VAR is the SPFL bogeyman and Rangers vs Celtic won't be finished by NEXT Christmas if it keeps this up

Scottish football loves a bogeyman and it’s clear we’ve got a new one. It used to be the Compliance Officer who was seen as this shadowy figure plotting against YOUR team from some secret bunker buried inside Hampden.

Scooby Doo and the crew pulled the mask off that one a while back and it turned out to be just a lawyer trying to do an impossible job of pleasing everyone in a nation where every club thinks the powers that be are out to get them. Now we’ve got VAR and it’s full on panto season. BOOOOOO… It’s behind you.

Aberdeen and Rangers both howled for penalties, Celtic fans have been digging out the IFAB rule books to pore over an offside in a game they won. We’re less than a week back but the bogeyman is busier than Santa's grotto at Silverburn. Except it’s not really VAR at work here. Sure, it’s being checked and the folk working the buttons are talking in the ears of officials. But all of the decisions are not just simply black and white, yes or no, answers that another look can sort out.

In fact, some of these calls you could sit and spend hour arguing the toss over because they come down to something all big calls have always come down to – interpretation. The handball rules have been given the Trigger’s Broom treatment over the years but basically it’s just the same.

It’s down to intent. The same goes for that weird offside call against Liel Abada the other night. Did Morgan Boyes intend to nut the ball back to his goal and then play the Celtic man on?

With all these things it’s actually impossible to say unless we start putting mind readers in the VAR bunkers. It’s not something anyone can EVER prove. That’s why handball has become about body shape, natural or otherwise, or making yourself bigger and so on.

With the offside one it’s a mine field. The camera never lies? Forget it. In the old days before we spent half an hour agonising over microscopic details there was a way to come to these conclusions.

Gut instinct. Referees had a six sense with this stuff. At least they need to have. How many times have we seen it with penalties? A lot of the time it’s a pen because it looks like one.

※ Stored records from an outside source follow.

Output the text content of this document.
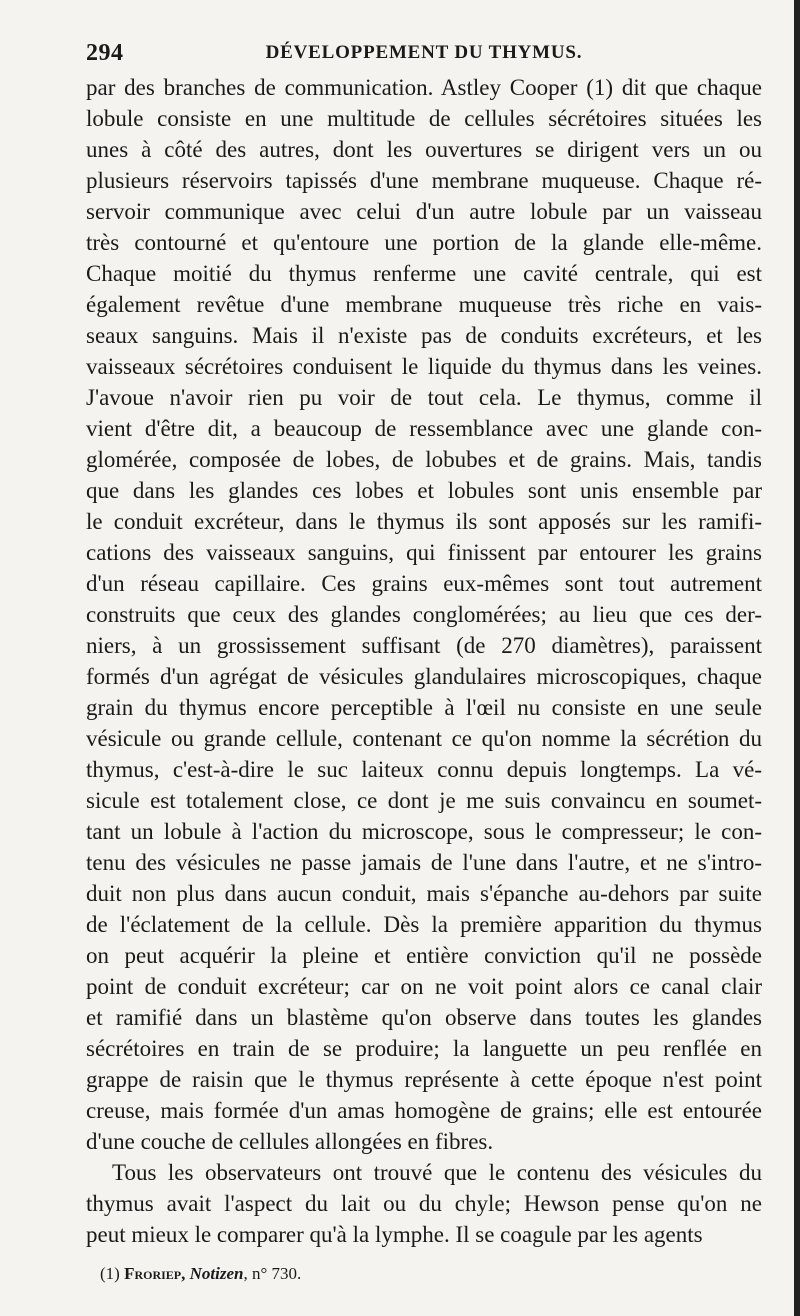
294	DÉVELOPPEMENT DU THYMUS.
par des branches de communication. Astley Cooper (1) dit que chaque
lobule consiste en une multitude de cellules sécrétoires situées les
unes à côté des autres, dont les ouvertures se dirigent vers un ou
plusieurs réservoirs tapissés d'une membrane muqueuse. Chaque ré-
servoir communique avec celui d'un autre lobule par un vaisseau
très contourné et qu'entoure une portion de la glande elle-même.
Chaque moitié du thymus renferme une cavité centrale, qui est
également revêtue d'une membrane muqueuse très riche en vais-
seaux sanguins. Mais il n'existe pas de conduits excréteurs, et les
vaisseaux sécrétoires conduisent le liquide du thymus dans les veines.
J'avoue n'avoir rien pu voir de tout cela. Le thymus, comme il
vient d'être dit, a beaucoup de ressemblance avec une glande con-
glomérée, composée de lobes, de lobubes et de grains. Mais, tandis
que dans les glandes ces lobes et lobules sont unis ensemble par
le conduit excréteur, dans le thymus ils sont apposés sur les ramifi-
cations des vaisseaux sanguins, qui finissent par entourer les grains
d'un réseau capillaire. Ces grains eux-mêmes sont tout autrement
construits que ceux des glandes conglomérées; au lieu que ces der-
niers, à un grossissement suffisant (de 270 diamètres), paraissent
formés d'un agrégat de vésicules glandulaires microscopiques, chaque
grain du thymus encore perceptible à l'œil nu consiste en une seule
vésicule ou grande cellule, contenant ce qu'on nomme la sécrétion du
thymus, c'est-à-dire le suc laiteux connu depuis longtemps. La vé-
sicule est totalement close, ce dont je me suis convaincu en soumet-
tant un lobule à l'action du microscope, sous le compresseur; le con-
tenu des vésicules ne passe jamais de l'une dans l'autre, et ne s'intro-
duit non plus dans aucun conduit, mais s'épanche au-dehors par suite
de l'éclatement de la cellule. Dès la première apparition du thymus
on peut acquérir la pleine et entière conviction qu'il ne possède
point de conduit excréteur; car on ne voit point alors ce canal clair
et ramifié dans un blastème qu'on observe dans toutes les glandes
sécrétoires en train de se produire; la languette un peu renflée en
grappe de raisin que le thymus représente à cette époque n'est point
creuse, mais formée d'un amas homogène de grains; elle est entourée
d'une couche de cellules allongées en fibres.
Tous les observateurs ont trouvé que le contenu des vésicules du
thymus avait l'aspect du lait ou du chyle; Hewson pense qu'on ne
peut mieux le comparer qu'à la lymphe. Il se coagule par les agents
(1) Froriep, Notizen, n° 730.
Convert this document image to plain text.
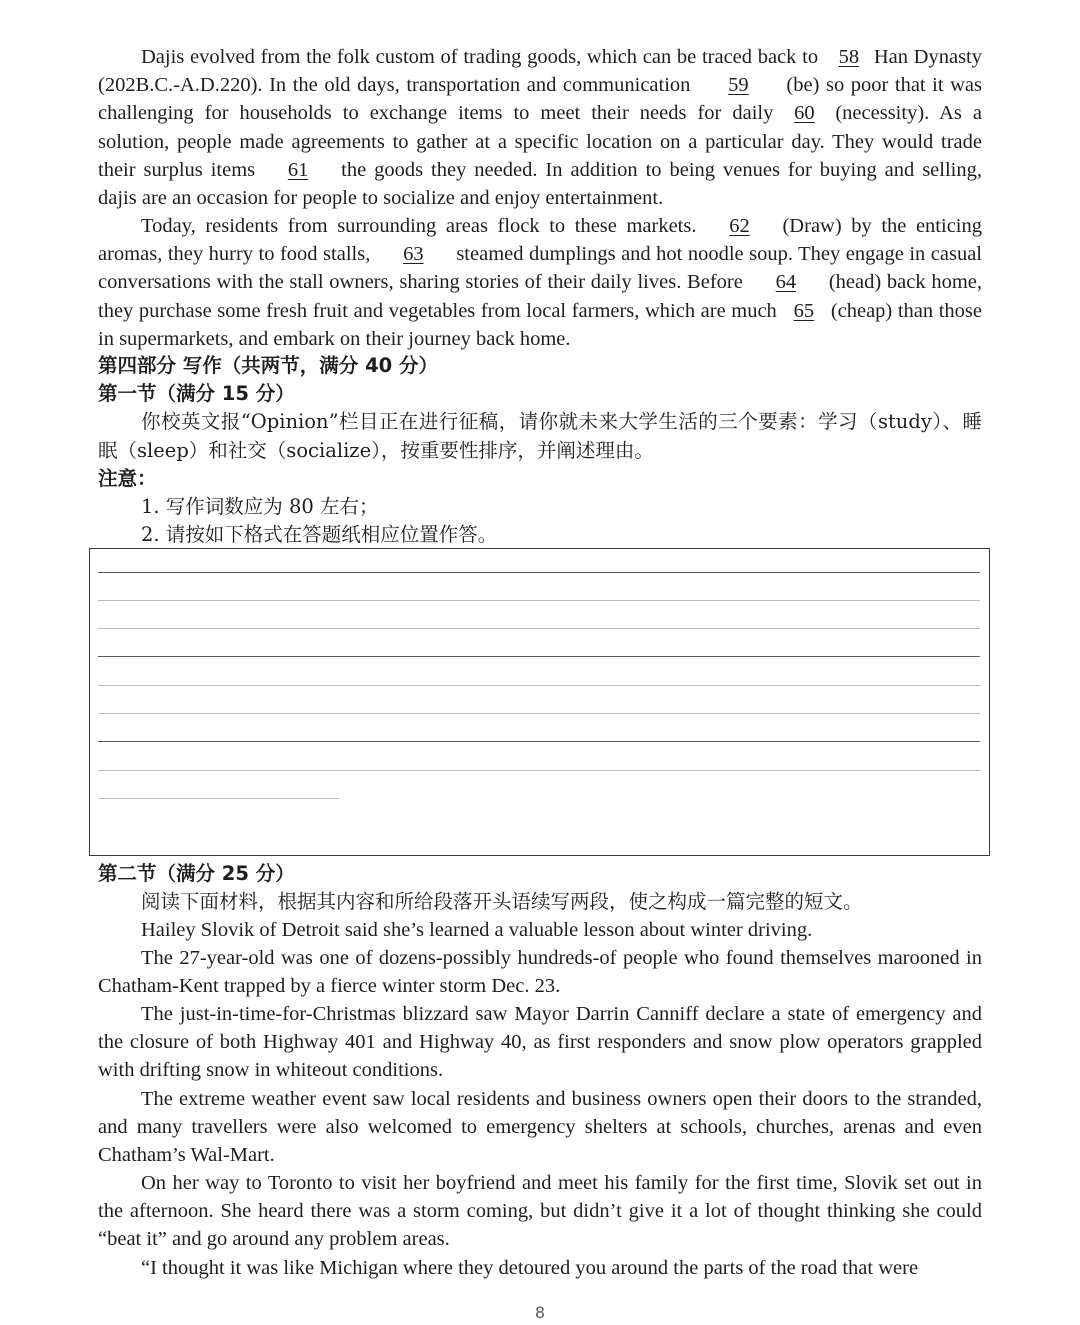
Dajis evolved from the folk custom of trading goods, which can be traced back to 58 Han Dynasty (202B.C.-A.D.220). In the old days, transportation and communication 59 (be) so poor that it was challenging for households to exchange items to meet their needs for daily 60 (necessity). As a solution, people made agreements to gather at a specific location on a particular day. They would trade their surplus items 61 the goods they needed. In addition to being venues for buying and selling, dajis are an occasion for people to socialize and enjoy entertainment.

Today, residents from surrounding areas flock to these markets. 62 (Draw) by the enticing aromas, they hurry to food stalls, 63 steamed dumplings and hot noodle soup. They engage in casual conversations with the stall owners, sharing stories of their daily lives. Before 64 (head) back home, they purchase some fresh fruit and vegetables from local farmers, which are much 65 (cheap) than those in supermarkets, and embark on their journey back home.

第四部分 写作（共两节，满分 40 分）

第一节（满分 15 分）

你校英文报“Opinion”栏目正在进行征稿，请你就未来大学生活的三个要素：学习（study）、睡眠（sleep）和社交（socialize），按重要性排序，并阐述理由。

注意：

1. 写作词数应为 80 左右；

2. 请按如下格式在答题纸相应位置作答。

第二节（满分 25 分）

阅读下面材料，根据其内容和所给段落开头语续写两段，使之构成一篇完整的短文。

Hailey Slovik of Detroit said she’s learned a valuable lesson about winter driving.

The 27-year-old was one of dozens-possibly hundreds-of people who found themselves marooned in Chatham-Kent trapped by a fierce winter storm Dec. 23.

The just-in-time-for-Christmas blizzard saw Mayor Darrin Canniff declare a state of emergency and the closure of both Highway 401 and Highway 40, as first responders and snow plow operators grappled with drifting snow in whiteout conditions.

The extreme weather event saw local residents and business owners open their doors to the stranded, and many travellers were also welcomed to emergency shelters at schools, churches, arenas and even Chatham’s Wal-Mart.

On her way to Toronto to visit her boyfriend and meet his family for the first time, Slovik set out in the afternoon. She heard there was a storm coming, but didn’t give it a lot of thought thinking she could “beat it” and go around any problem areas.

“I thought it was like Michigan where they detoured you around the parts of the road that were

8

There’s usually a striker face down in the dirt and a defender looking like he’s got caught with his hands in the cookie jar and a face covered in chocolate. There tends to be a hand thrown up in the air and a finger wagging straight away to suggest it’s not a spot kick.

But 99 percent of the time that means it is one – because they don’t have look guilty. The real sneaky defenders get away with it by pretending nothing happened. They were the ones in the mask and the bags marked swag until football grounds installed our version of CCTV cameras.

But either way, VAR or not, we’re still going to get these contentious calls because it comes down to what the man in the middle and his chums working the VHS believe is to be the correct call. And that means that VAR is not going to shut down Scottish football’s Conspiracy Corner once and for all, like some hoped and many prayed.

Instead we’ll just have to accept the new bogeyman is here to stay and he better get ready for a double shift on January 2. An Old Firm game with VAR? We’ll be lucky if it get’s finished in time for next Christmas.